When I do ternary search for floating points, I normally do it like this:
while (R - L > EPS) {
double M1 = (2*L + R) / 3;
double M2 = (L + 2*R) / 3;
if (f(M1) <= f(M2)) R = M2;
else L = M1;
}
return f(L);
It works perfectly, but when I try to do it with bitonic arrays (with integer indices), I sometimes get the wrong value, either because I'm off by 1 or because some edge cases don't work.
while (L < R) {
int M1 = (2*L + R) / 3;
int M2 = (L + 2*R) / 3;
if (a[M1] <= a[M2]) R = M2;
else L = M1;
}
return a[L]; // doesn't work :(
I try to address this by looping at the end when the search space is small enough.
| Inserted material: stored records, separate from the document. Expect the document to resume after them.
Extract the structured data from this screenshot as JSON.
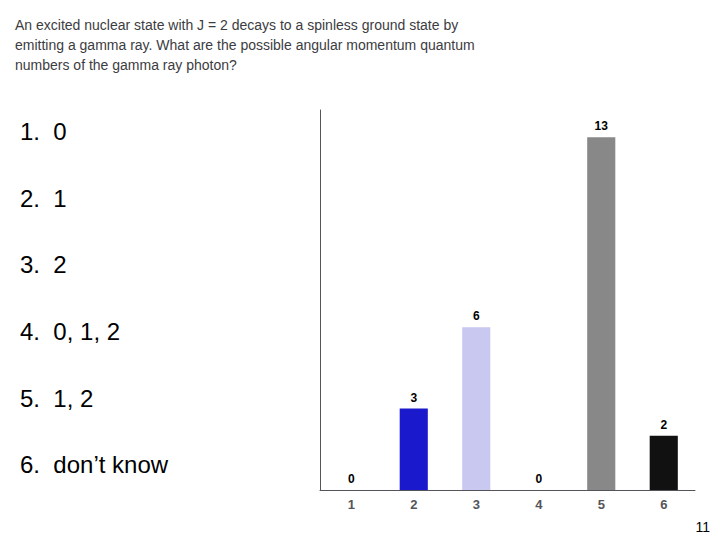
{
  "chart_data": {
    "type": "bar",
    "title": "An excited nuclear state with J = 2 decays to a spinless ground state by\nemitting a gamma ray. What are the possible angular momentum quantum\nnumbers of the gamma ray photon?",
    "categories": [
      "1",
      "2",
      "3",
      "4",
      "5",
      "6"
    ],
    "values": [
      0,
      3,
      6,
      0,
      13,
      2
    ],
    "colors": [
      "#006600",
      "#1a1acc",
      "#c8c8f0",
      "#aaaaaa",
      "#888888",
      "#111111"
    ],
    "ylim": [
      0,
      14
    ],
    "data_labels": true,
    "tick_labels": "x",
    "grid": false,
    "annotations": [
      "1.  0",
      "2.  1",
      "3.  2",
      "4.  0, 1, 2",
      "5.  1, 2",
      "6.  don’t know",
      "11"
    ]
  }
}
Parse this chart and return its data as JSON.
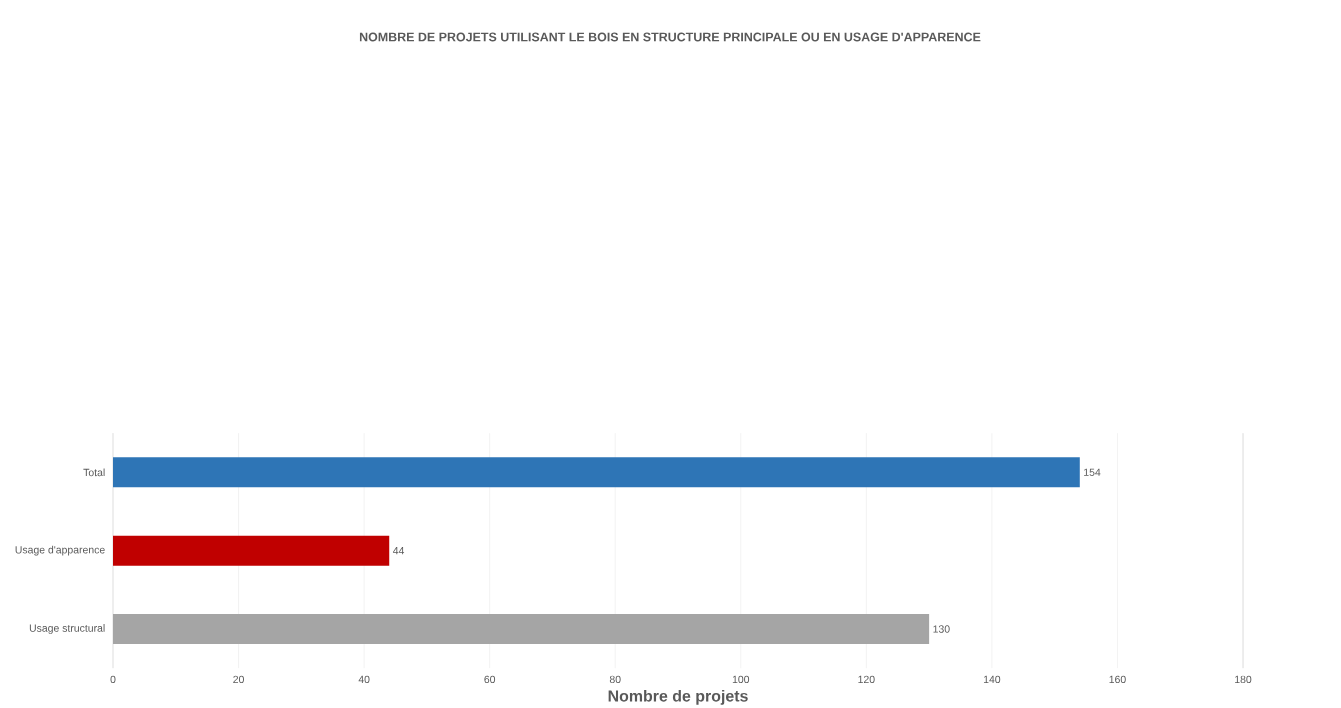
{
  "chart_data": {
    "type": "bar",
    "orientation": "horizontal",
    "title": "NOMBRE DE PROJETS UTILISANT LE BOIS EN STRUCTURE PRINCIPALE OU EN USAGE D'APPARENCE",
    "xlabel": "Nombre de projets",
    "categories": [
      "Total",
      "Usage d'apparence",
      "Usage structural"
    ],
    "values": [
      154,
      44,
      130
    ],
    "colors": [
      "#2e75b6",
      "#c00000",
      "#a5a5a5"
    ],
    "xlim": [
      0,
      180
    ],
    "xticks": [
      0,
      20,
      40,
      60,
      80,
      100,
      120,
      140,
      160,
      180
    ],
    "grid": "x",
    "data_labels": true
  }
}
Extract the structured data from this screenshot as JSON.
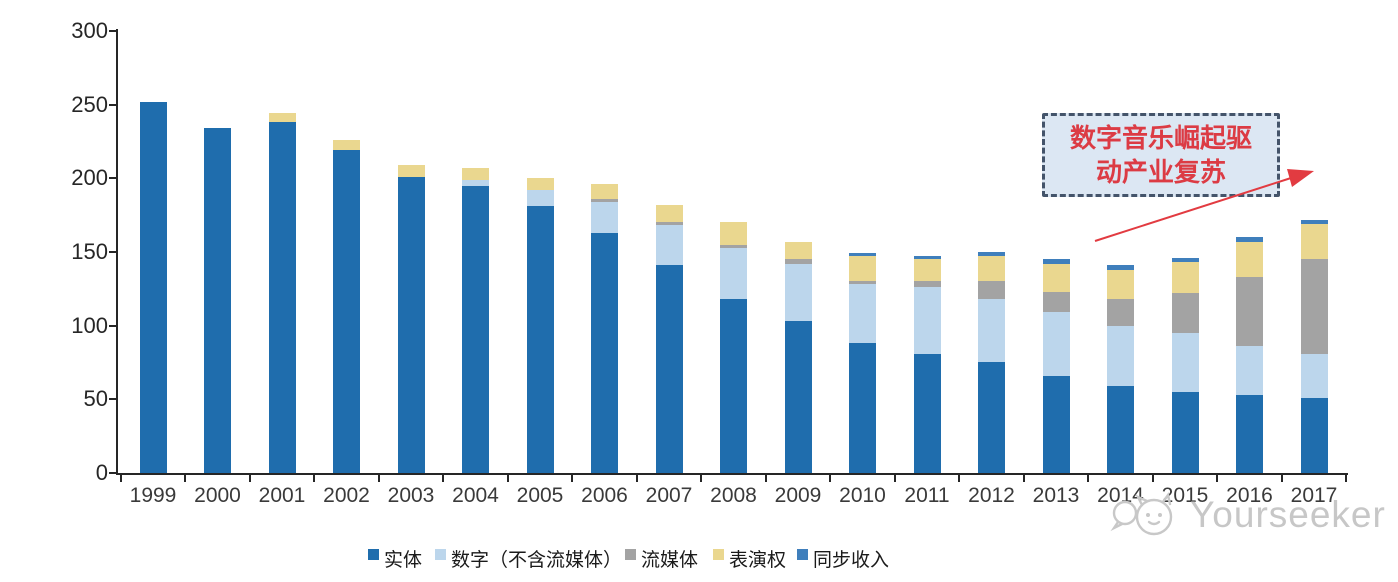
{
  "chart_data": {
    "type": "bar",
    "stacked": true,
    "title": "",
    "xlabel": "",
    "ylabel": "",
    "ylim": [
      0,
      300
    ],
    "yticks": [
      0,
      50,
      100,
      150,
      200,
      250,
      300
    ],
    "grid": false,
    "legend_position": "bottom",
    "categories": [
      "1999",
      "2000",
      "2001",
      "2002",
      "2003",
      "2004",
      "2005",
      "2006",
      "2007",
      "2008",
      "2009",
      "2010",
      "2011",
      "2012",
      "2013",
      "2014",
      "2015",
      "2016",
      "2017"
    ],
    "series": [
      {
        "name": "实体",
        "color": "#1F6DAD",
        "values": [
          252,
          234,
          238,
          219,
          201,
          195,
          181,
          163,
          141,
          118,
          103,
          88,
          81,
          75,
          66,
          59,
          55,
          53,
          51
        ]
      },
      {
        "name": "数字（不含流媒体）",
        "color": "#BCD6EC",
        "values": [
          0,
          0,
          0,
          0,
          0,
          4,
          11,
          21,
          27,
          35,
          39,
          40,
          45,
          43,
          43,
          41,
          40,
          33,
          30
        ]
      },
      {
        "name": "流媒体",
        "color": "#A3A3A3",
        "values": [
          0,
          0,
          0,
          0,
          0,
          0,
          0,
          2,
          2,
          2,
          3,
          2,
          4,
          12,
          14,
          18,
          27,
          47,
          64
        ]
      },
      {
        "name": "表演权",
        "color": "#EAD78F",
        "values": [
          0,
          0,
          6,
          7,
          8,
          8,
          8,
          10,
          12,
          15,
          12,
          17,
          15,
          17,
          19,
          20,
          21,
          24,
          24
        ]
      },
      {
        "name": "同步收入",
        "color": "#3F7FBC",
        "values": [
          0,
          0,
          0,
          0,
          0,
          0,
          0,
          0,
          0,
          0,
          0,
          2,
          2,
          3,
          3,
          3,
          3,
          3,
          3
        ]
      }
    ]
  },
  "annotation": {
    "line1": "数字音乐崛起驱",
    "line2": "动产业复苏",
    "text_color": "#DC3B44",
    "box_fill": "#DCE7F3",
    "box_border": "#44546A",
    "arrow_color": "#E23B41"
  },
  "axis_color": "#262626",
  "watermark": {
    "text": "Yourseeker",
    "color": "#C7C7C7"
  }
}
This addresses the small edge cases and off by 1 errors.
while (L + 3 < R) {
int M1 = (2*L + R) / 3;
int M2 = (L + 2*R) / 3;
if (a[M1] <= a[M2]) R = M2;
else L = M1;
}
int mn = a[L++];
while (L <= R) mn = min(mn, a[L++]);
return mn; // works, but loop is so, yeah
Is there maybe a cleaner way of doing ternary search on arrays without the brute force loop at the end? Like, do I need to tweak the formula for M1 and M2 or something similar?